11. A computer program which generates an authenticator from a message and is stored in a computer-readable storage medium used in an authenticating apparatus for authenticating said message based on said authenticator, comprising:

a first program code for causing a computer to sequentially execute a plurality of types of encryption function processing for generating cipher text data by encrypting said message based on key data in accordance with each block;

a second program code for causing said computer to sequentially execute a plurality of types of key data generation processing for converting a common key based on an intermediate processing result of any encryption function processing and any one of two or more conversion processing different from each other and inputting generated key data to any encryption function processing which is yet to start processing; and

a third program code for causing said computer to execute authenticator generation processing for generating said authenticator based on cipher text data generated by encryption function processing on a last stage.

12. The computer program according to claim 11, wherein said each conversion processing converts said common key based on any one of two or more variable data different from each other.

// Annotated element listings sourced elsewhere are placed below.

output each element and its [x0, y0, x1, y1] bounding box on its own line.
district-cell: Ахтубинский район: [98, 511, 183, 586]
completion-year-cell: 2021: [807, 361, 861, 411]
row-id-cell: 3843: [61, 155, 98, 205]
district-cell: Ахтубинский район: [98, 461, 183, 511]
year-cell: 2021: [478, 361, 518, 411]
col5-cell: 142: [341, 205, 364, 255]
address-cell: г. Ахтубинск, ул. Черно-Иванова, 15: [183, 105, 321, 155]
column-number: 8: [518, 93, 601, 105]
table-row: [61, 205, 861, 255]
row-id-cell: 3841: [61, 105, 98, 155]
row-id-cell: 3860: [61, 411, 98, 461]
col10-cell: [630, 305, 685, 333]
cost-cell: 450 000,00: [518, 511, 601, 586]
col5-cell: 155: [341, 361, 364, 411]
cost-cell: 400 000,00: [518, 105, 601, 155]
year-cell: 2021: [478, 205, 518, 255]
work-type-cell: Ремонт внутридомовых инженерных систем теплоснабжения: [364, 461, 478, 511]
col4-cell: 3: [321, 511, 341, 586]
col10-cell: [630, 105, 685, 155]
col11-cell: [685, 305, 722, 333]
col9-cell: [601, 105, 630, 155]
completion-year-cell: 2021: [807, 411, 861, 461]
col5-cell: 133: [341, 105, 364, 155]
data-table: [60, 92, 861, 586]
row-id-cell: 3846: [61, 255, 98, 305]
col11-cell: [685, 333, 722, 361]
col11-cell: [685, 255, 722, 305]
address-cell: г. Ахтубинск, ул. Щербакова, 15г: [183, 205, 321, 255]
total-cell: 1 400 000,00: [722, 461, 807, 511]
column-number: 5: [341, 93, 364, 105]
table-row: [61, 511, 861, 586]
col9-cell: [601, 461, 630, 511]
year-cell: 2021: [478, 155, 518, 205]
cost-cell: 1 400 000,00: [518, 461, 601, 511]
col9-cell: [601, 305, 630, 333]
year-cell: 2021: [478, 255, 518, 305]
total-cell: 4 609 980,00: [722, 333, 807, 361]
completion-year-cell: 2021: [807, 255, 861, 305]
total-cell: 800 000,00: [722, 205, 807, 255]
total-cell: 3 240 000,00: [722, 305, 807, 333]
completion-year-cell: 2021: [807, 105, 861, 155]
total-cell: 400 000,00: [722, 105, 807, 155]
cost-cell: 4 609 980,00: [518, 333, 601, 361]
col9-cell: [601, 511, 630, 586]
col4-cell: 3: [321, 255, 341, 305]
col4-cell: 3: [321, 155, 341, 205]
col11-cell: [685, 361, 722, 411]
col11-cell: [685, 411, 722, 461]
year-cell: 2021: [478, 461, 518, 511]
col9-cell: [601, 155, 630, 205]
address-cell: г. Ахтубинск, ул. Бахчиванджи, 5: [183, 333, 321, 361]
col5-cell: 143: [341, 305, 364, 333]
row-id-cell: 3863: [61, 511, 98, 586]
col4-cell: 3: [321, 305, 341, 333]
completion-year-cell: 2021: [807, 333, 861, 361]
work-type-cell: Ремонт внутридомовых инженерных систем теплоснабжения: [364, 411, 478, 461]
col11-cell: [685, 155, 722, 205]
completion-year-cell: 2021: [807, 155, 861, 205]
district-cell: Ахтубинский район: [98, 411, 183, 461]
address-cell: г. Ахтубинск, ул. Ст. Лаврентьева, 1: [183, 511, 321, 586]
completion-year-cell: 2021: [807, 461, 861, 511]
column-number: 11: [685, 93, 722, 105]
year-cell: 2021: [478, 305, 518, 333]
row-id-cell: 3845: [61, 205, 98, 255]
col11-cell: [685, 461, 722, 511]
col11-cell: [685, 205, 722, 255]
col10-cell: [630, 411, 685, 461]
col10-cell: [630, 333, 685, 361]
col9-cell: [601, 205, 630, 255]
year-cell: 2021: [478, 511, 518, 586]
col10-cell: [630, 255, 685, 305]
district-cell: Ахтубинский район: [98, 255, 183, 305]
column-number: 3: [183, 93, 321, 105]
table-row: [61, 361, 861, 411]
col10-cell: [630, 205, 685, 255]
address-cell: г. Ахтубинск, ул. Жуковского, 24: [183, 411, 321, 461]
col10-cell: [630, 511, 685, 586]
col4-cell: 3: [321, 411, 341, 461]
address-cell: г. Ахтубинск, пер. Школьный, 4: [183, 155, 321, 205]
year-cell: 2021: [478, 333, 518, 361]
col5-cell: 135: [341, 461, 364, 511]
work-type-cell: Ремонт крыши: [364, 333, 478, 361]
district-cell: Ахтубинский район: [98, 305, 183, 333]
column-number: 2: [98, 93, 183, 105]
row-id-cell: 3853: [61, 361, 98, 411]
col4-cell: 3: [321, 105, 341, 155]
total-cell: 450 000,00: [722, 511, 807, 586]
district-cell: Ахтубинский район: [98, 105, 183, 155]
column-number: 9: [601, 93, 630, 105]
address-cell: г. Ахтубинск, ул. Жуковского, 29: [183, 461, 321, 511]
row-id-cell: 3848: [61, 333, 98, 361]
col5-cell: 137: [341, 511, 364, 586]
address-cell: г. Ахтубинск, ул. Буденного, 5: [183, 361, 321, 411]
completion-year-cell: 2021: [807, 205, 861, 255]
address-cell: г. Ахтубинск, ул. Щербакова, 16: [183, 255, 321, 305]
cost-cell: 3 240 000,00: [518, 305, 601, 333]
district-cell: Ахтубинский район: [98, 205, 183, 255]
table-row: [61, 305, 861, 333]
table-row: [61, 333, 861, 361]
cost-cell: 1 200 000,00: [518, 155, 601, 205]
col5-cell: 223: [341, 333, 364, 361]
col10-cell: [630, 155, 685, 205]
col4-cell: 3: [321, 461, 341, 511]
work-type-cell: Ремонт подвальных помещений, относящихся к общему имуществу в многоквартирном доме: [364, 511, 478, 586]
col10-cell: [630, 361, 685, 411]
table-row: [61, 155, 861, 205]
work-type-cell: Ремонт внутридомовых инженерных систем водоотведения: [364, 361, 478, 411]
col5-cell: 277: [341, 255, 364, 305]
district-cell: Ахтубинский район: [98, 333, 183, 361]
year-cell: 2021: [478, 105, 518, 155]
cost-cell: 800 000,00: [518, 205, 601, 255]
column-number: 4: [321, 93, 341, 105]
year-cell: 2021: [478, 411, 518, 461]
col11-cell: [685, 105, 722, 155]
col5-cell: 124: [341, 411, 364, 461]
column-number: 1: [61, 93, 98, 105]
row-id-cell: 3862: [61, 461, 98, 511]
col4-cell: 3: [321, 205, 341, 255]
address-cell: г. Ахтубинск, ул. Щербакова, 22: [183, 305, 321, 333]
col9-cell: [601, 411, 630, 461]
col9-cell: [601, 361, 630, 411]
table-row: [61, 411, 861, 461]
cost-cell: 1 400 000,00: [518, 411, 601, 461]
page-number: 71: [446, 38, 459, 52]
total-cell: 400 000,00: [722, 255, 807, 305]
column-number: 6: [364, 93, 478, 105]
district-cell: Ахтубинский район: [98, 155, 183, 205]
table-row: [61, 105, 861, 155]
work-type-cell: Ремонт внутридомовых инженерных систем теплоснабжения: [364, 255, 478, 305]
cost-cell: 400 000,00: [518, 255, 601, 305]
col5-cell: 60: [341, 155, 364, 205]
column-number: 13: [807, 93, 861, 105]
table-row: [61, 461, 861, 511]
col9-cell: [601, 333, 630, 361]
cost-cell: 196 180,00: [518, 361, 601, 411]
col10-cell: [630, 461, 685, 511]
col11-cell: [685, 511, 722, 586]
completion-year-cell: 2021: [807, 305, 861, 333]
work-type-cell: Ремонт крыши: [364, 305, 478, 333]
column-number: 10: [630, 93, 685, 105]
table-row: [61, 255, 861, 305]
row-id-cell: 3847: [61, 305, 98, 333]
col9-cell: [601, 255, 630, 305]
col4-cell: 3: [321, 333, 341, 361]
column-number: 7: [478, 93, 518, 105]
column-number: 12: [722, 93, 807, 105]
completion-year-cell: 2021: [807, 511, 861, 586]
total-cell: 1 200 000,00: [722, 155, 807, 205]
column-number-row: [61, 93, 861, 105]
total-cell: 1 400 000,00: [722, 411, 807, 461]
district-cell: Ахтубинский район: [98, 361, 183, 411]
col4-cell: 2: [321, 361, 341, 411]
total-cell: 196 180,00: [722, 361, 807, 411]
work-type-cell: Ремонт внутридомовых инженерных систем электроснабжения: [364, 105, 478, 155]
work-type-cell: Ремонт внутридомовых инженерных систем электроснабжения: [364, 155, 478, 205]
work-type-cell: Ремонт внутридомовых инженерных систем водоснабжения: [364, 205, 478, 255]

13. An encryption/decryption method comprising:

outputting cipher text data by subjecting plain text data to encryption processing based on key data in accordance with each block in parallel, and outputting plain text data by subjecting cipher text data to decryption processing based on key data in accordance with each block in parallel; and

generating key data by converting a common key based on an intermediate processing result of encryption processing or decryption processing on a preceding stage and any one of a plurality of types of conversion processing and inputting generated key data to encryption processing or decryption processing on a subsequent stage.

14. The encryption/decryption method according to claim 13, wherein said each conversion processing converts said common key based on any one of a plurality of variable data.

15. An authenticating method for generating an authenticator from a message and authenticating said message based on said authenticator, comprising:

generating cipher text data by subjecting said message to encryption processing based on key data in accordance with each block in parallel;

converting a common key based on an intermediate processing result of encryption processing on a preceding stage and any one of a plurality of types of conversion processing, and individually inputting generated key data to any encryption processing on a subsequent stage; and

generating said authenticator based on cipher text data generated by encryption processing on a last stage.

16. The authenticating method according to claim 15, wherein said each conversion processing converts said common key based on any one of a plurality of variable data.